But what is new media? Price Jamieson has identified four broad areas of opportunity in the new media jobs market: business development, which includes the crucial growth area of selling new media opportunities to advertisers; content development, requiring journalistic skills; design, which is attracting graphic designers whose skills are as applicable to designing Web pages as magazine covers; and programming, the techies whose role is likely to become less pivotal as they help make the new media marketplace more user-friendly.

What is changing now is that new media knowledge is slowly being wrested from the hands of the smaller, technology-centred companies into the arms of the international giants, and with that comes a need for media workers with a broader skills base. Marketing and media skills are already starting to count for more than simple technological expertise, for example. "We believe new media will rapidly be integrated into everything we do, and the jobs market, except for IT specialist positions, will increasingly call for the full range of marketing and media skills," says Swift.

The growth thus far has been largely driven by the need to find people who know their RAM from their Rom. Advertisers don't want to know how the medium works, they want to be convinced of how it works best for them.

"Our members - and they include Britain's biggest companies - are very positive about the effects new media will have and are having," says John Hooper, director general of the Incorporated Society of British Advertisers. "We have just conducted a survey of nearly 200 of them and found that nearly a fifth were already planning to advertise on new media by other means than merely creating their own Web site. It's obviously not going to replace mainstream media in the short term but it is going to keep growing fast. There is a real need for more qualified guides, though, to help clients negotiate their way through this new media jungle."

It helps that the new media marketplace is also becoming littered with household names on the technical side. It all started with the launch late last year of the first Internet service provider with a name anyone might recognise. Virgin Net became at a stroke the first brand-name Internet service of the more than 150 already available.

The demystification of new media took another leap forward earlier this month with confirmation that British Interactive Broadcasting would launch next year. BIB is the creation of four blue-chip partners - BSkyB and BT, Midland Bank and the Matsushita Electric Company, and promises to offer interactive opportunities for advertisers as well as Internet access for consumers from, crucially, the familiar surroundings of their own TV screens. This initiative and others like it from the cable TV companies promise to democratise new media by increasing its penetration and drawing in increased advertising revenue.

The infrastructure to support such a leap is already starting to appear. At the end of last year the Audit Bureau of Circulations, the body that certifies newspaper and magazine sales, set up a dedicated interactive arm to measure how many people really were visiting Web sites.

"We have this week just awarded our first certificate for a Web site," says Richard Foan, the head of ABC/interactive, "and certainly this helps to attract the advertisers new media needs to keep on growing. In the US our sister company awarded its first certificate in June last year, and has certified 60 sites since then."

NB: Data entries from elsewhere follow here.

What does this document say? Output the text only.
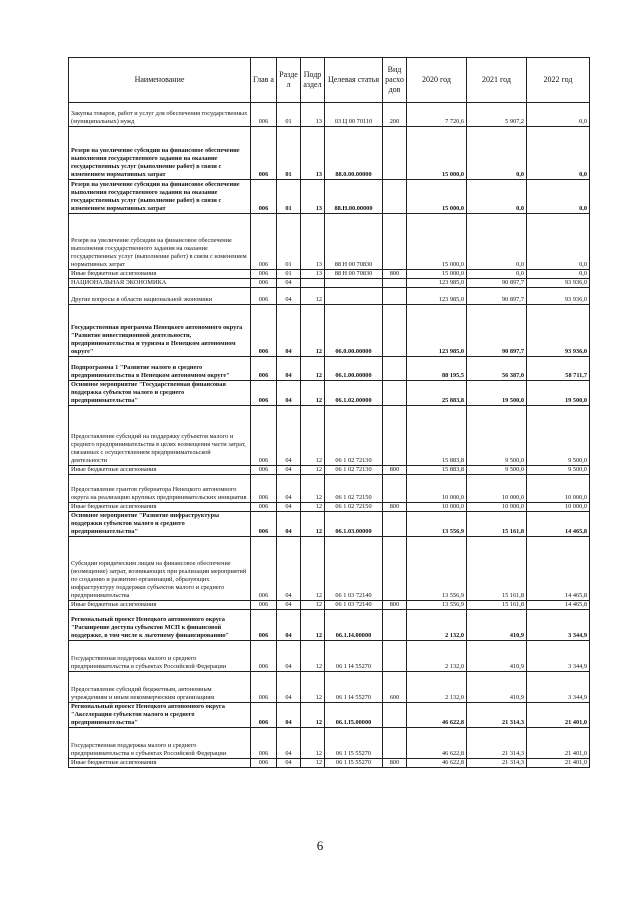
Наименование	Глав а	Разде л	Подр аздел	Целевая статья	Вид расхо дов	2020 год	2021 год	2022 год
Закупка товаров, работ и услуг для обеспечения государственных (муниципальных) нужд	006	01	13	03 Ц 00 70110	200	7 720,6	5 907,2	0,0
Резерв на увеличение субсидии на финансовое обеспечение выполнения государственного задания на оказание государственных услуг (выполнение работ) в связи с изменением нормативных затрат	006	01	13	88.0.00.00000		15 000,0	0,0	0,0
Резерв на увеличение субсидии на финансовое обеспечение выполнения государственного задания на оказание государственных услуг (выполнение работ) в связи с изменением нормативных затрат	006	01	13	88.Н.00.00000		15 000,0	0,0	0,0
Резерв на увеличение субсидии на финансовое обеспечение выполнения государственного задания на оказание государственных услуг (выполнение работ) в связи с изменением нормативных затрат	006	01	13	88 Н 00 70830		15 000,0	0,0	0,0
Иные бюджетные ассигнования	006	01	13	88 Н 00 70830	800	15 000,0	0,0	0,0
НАЦИОНАЛЬНАЯ ЭКОНОМИКА	006	04				123 985,0	90 897,7	93 936,0
Другие вопросы в области национальной экономики	006	04	12			123 985,0	90 897,7	93 936,0
Государственная программа Ненецкого автономного округа "Развитие инвестиционной деятельности, предпринимательства и туризма в Ненецком автономном округе"	006	04	12	06.0.00.00000		123 985,0	90 897,7	93 936,0
Подпрограмма 1 "Развитие малого и среднего предпринимательства в Ненецком автономном округе"	006	04	12	06.1.00.00000		88 195,5	56 387,0	58 711,7
Основное мероприятие "Государственная финансовая поддержка субъектов малого и среднего предпринимательства"	006	04	12	06.1.02.00000		25 883,8	19 500,0	19 500,0
Предоставление субсидий на поддержку субъектов малого и среднего предпринимательства в целях возмещения части затрат, связанных с осуществлением предпринимательской деятельности	006	04	12	06 1 02 72130		15 883,8	9 500,0	9 500,0
Иные бюджетные ассигнования	006	04	12	06 1 02 72130	800	15 883,8	9 500,0	9 500,0
Предоставление грантов губернатора Ненецкого автономного округа на реализацию крупных предпринимательских инициатив	006	04	12	06 1 02 72150		10 000,0	10 000,0	10 000,0
Иные бюджетные ассигнования	006	04	12	06 1 02 72150	800	10 000,0	10 000,0	10 000,0
Основное мероприятие "Развитие инфраструктуры поддержки субъектов малого и среднего предпринимательства"	006	04	12	06.1.03.00000		13 556,9	15 161,8	14 465,8
Субсидии юридическим лицам на финансовое обеспечение (возмещение) затрат, возникающих при реализации мероприятий по созданию и развитию организаций, образующих инфраструктуру поддержки субъектов малого и среднего предпринимательства	006	04	12	06 1 03 72140		13 556,9	15 161,8	14 465,8
Иные бюджетные ассигнования	006	04	12	06 1 03 72140	800	13 556,9	15 161,8	14 465,8
Региональный проект Ненецкого автономного округа "Расширение доступа субъектов МСП к финансовой поддержке, в том числе к льготному финансированию"	006	04	12	06.1.I4.00000		2 132,0	410,9	3 344,9
Государственная поддержка малого и среднего предпринимательства в субъектах Российской Федерации	006	04	12	06 1 I4 55270		2 132,0	410,9	3 344,9
Предоставление субсидий бюджетным, автономным учреждениям и иным некоммерческим организациям	006	04	12	06 1 I4 55270	600	2 132,0	410,9	3 344,9
Региональный проект Ненецкого автономного округа "Акселерация субъектов малого и среднего предпринимательства"	006	04	12	06.1.I5.00000		46 622,8	21 314,3	21 401,0
Государственная поддержка малого и среднего предпринимательства в субъектах Российской Федерации	006	04	12	06 1 I5 55270		46 622,8	21 314,3	21 401,0
Иные бюджетные ассигнования	006	04	12	06 1 I5 55270	800	46 622,8	21 314,3	21 401,0
6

The next stage is for new media to be corralled within the overall advertising mix so that the transfer of skills from, for example, a direct marketing agency to one specialising in new media will be even easier. It's already starting to happen.

"We're working on a campaign now alongside an ad agency, a PR company and a direct marketing agency," says Mark Dickinson, a partner at the new media agency indexfinger, "and we're all sharing information and borrowing skills from each other. The days when someone working in new media was expected both to be able to write the technical language HTML and copywrite an ad are thankfully over. And that's got to be good news for the new media jobs market".